Wednesday, December 3, 2008
WorldCom's Ebbers asks for clemency; $11 billion doesn't seem so bad anymore
The request for clemency by imprisoned ex-WorldCom Inc. chief executive Bernard Ebbers raises some interesting questions. The U.S. Justice Department acknowledged Wednesday that Ebbers, who is serving a 25-year prison sentence for masterminding an $11 billion accounting fraud that led to the collapse of the former high-flying telecommunications firm, has asked for clemency from outgoing U.S. President George W. Bush, according to the Reuters international news service. Bush, who leaves office Jan. 20, has the power to pardon criminals or commute their sentences. But Bush, who has been inundated with high-profile clemency requests from corporate criminals, has been stingy with pardons so far. Ebbers' request is under review, a Justice Department spokeswoman told Reuters, as are similar requests by former junk bond king Michael Milken and former publishing mogul Conrad Black.
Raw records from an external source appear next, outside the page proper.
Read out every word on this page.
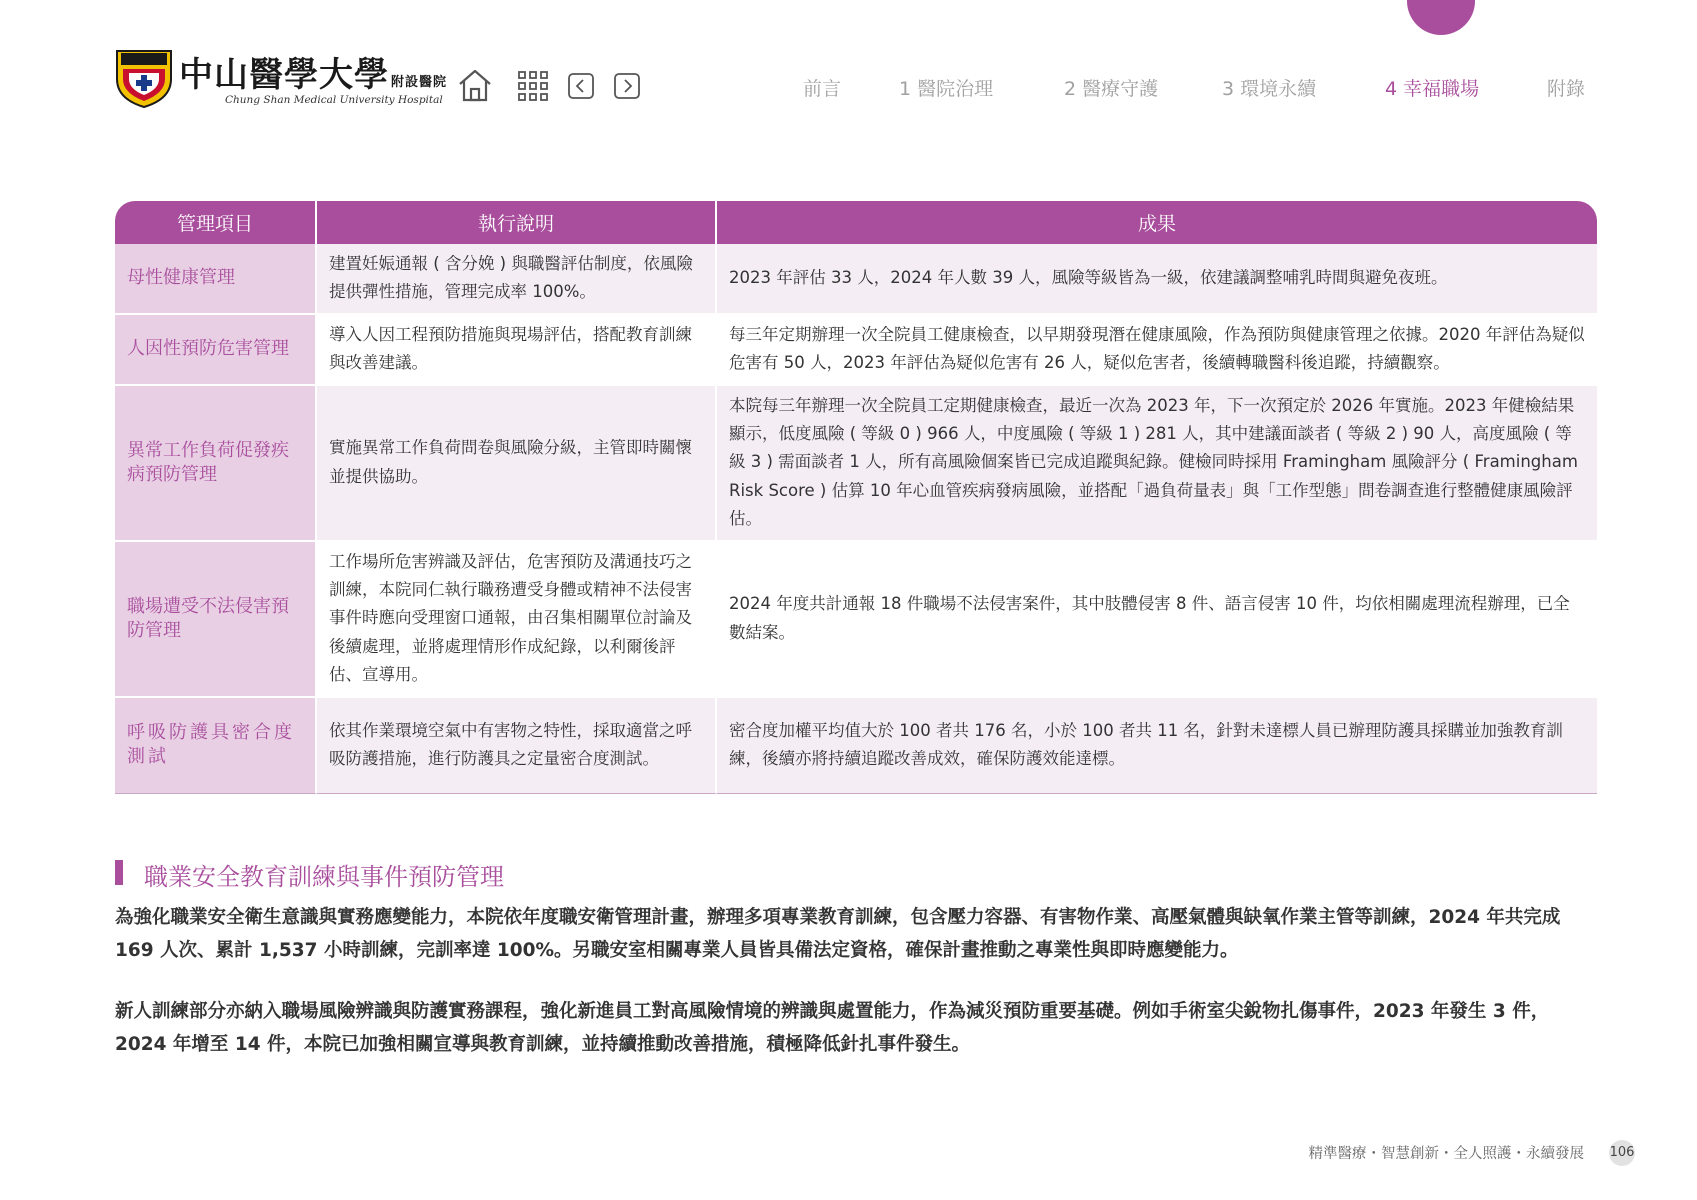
中山醫學大學 附設醫院
Chung Shan Medical University Hospital	前言	1 醫院治理	2 醫療守護	3 環境永續	4 幸福職場	附錄
管理項目	執行說明	成果
母性健康管理	建置妊娠通報 ( 含分娩 ) 與職醫評估制度，依風險提供彈性措施，管理完成率 100%。	2023 年評估 33 人，2024 年人數 39 人，風險等級皆為一級，依建議調整哺乳時間與避免夜班。
人因性預防危害管理	導入人因工程預防措施與現場評估，搭配教育訓練與改善建議。	每三年定期辦理一次全院員工健康檢查，以早期發現潛在健康風險，作為預防與健康管理之依據。2020 年評估為疑似危害有 50 人，2023 年評估為疑似危害有 26 人，疑似危害者，後續轉職醫科後追蹤，持續觀察。
異常工作負荷促發疾病預防管理	實施異常工作負荷問卷與風險分級，主管即時關懷並提供協助。	本院每三年辦理一次全院員工定期健康檢查，最近一次為 2023 年，下一次預定於 2026 年實施。2023 年健檢結果顯示，低度風險 ( 等級 0 ) 966 人，中度風險 ( 等級 1 ) 281 人，其中建議面談者 ( 等級 2 ) 90 人，高度風險 ( 等級 3 ) 需面談者 1 人，所有高風險個案皆已完成追蹤與紀錄。健檢同時採用 Framingham 風險評分 ( Framingham Risk Score ) 估算 10 年心血管疾病發病風險，並搭配「過負荷量表」與「工作型態」問卷調查進行整體健康風險評估。
職場遭受不法侵害預防管理	工作場所危害辨識及評估，危害預防及溝通技巧之訓練，本院同仁執行職務遭受身體或精神不法侵害事件時應向受理窗口通報，由召集相關單位討論及後續處理，並將處理情形作成紀錄，以利爾後評估、宣導用。	2024 年度共計通報 18 件職場不法侵害案件，其中肢體侵害 8 件、語言侵害 10 件，均依相關處理流程辦理，已全數結案。
呼吸防護具密合度測試	依其作業環境空氣中有害物之特性，採取適當之呼吸防護措施，進行防護具之定量密合度測試。	密合度加權平均值大於 100 者共 176 名，小於 100 者共 11 名，針對未達標人員已辦理防護具採購並加強教育訓練，後續亦將持續追蹤改善成效，確保防護效能達標。
職業安全教育訓練與事件預防管理
為強化職業安全衛生意識與實務應變能力，本院依年度職安衛管理計畫，辦理多項專業教育訓練，包含壓力容器、有害物作業、高壓氣體與缺氧作業主管等訓練，2024 年共完成 169 人次、累計 1,537 小時訓練，完訓率達 100%。另職安室相關專業人員皆具備法定資格，確保計畫推動之專業性與即時應變能力。
新人訓練部分亦納入職場風險辨識與防護實務課程，強化新進員工對高風險情境的辨識與處置能力，作為減災預防重要基礎。例如手術室尖銳物扎傷事件，2023 年發生 3 件，2024 年增至 14 件，本院已加強相關宣導與教育訓練，並持續推動改善措施，積極降低針扎事件發生。
精準醫療・智慧創新・全人照護・永續發展 106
Ebbers' appeal of his 2005 conviction on conspiracy, securities fraud and other charges was rejected by the U.S. Supreme Court last year. Milken served 22 months for securities fraud violations in the 1990s and is requesting a presidential pardon. Black, former head of Hollinger International and a member of the British House of Lords, asked Bush to commute his 6 1/2-year sentence for defrauding shareholders. In light of the $700 billion currently being doled out to rescue an economy seemingly pillaged by Wall Street wheeler-dealers likely to be remembered one day as criminals, what Ebbers, Milken and Black were convicted of doing just doesn't seem quite so bad.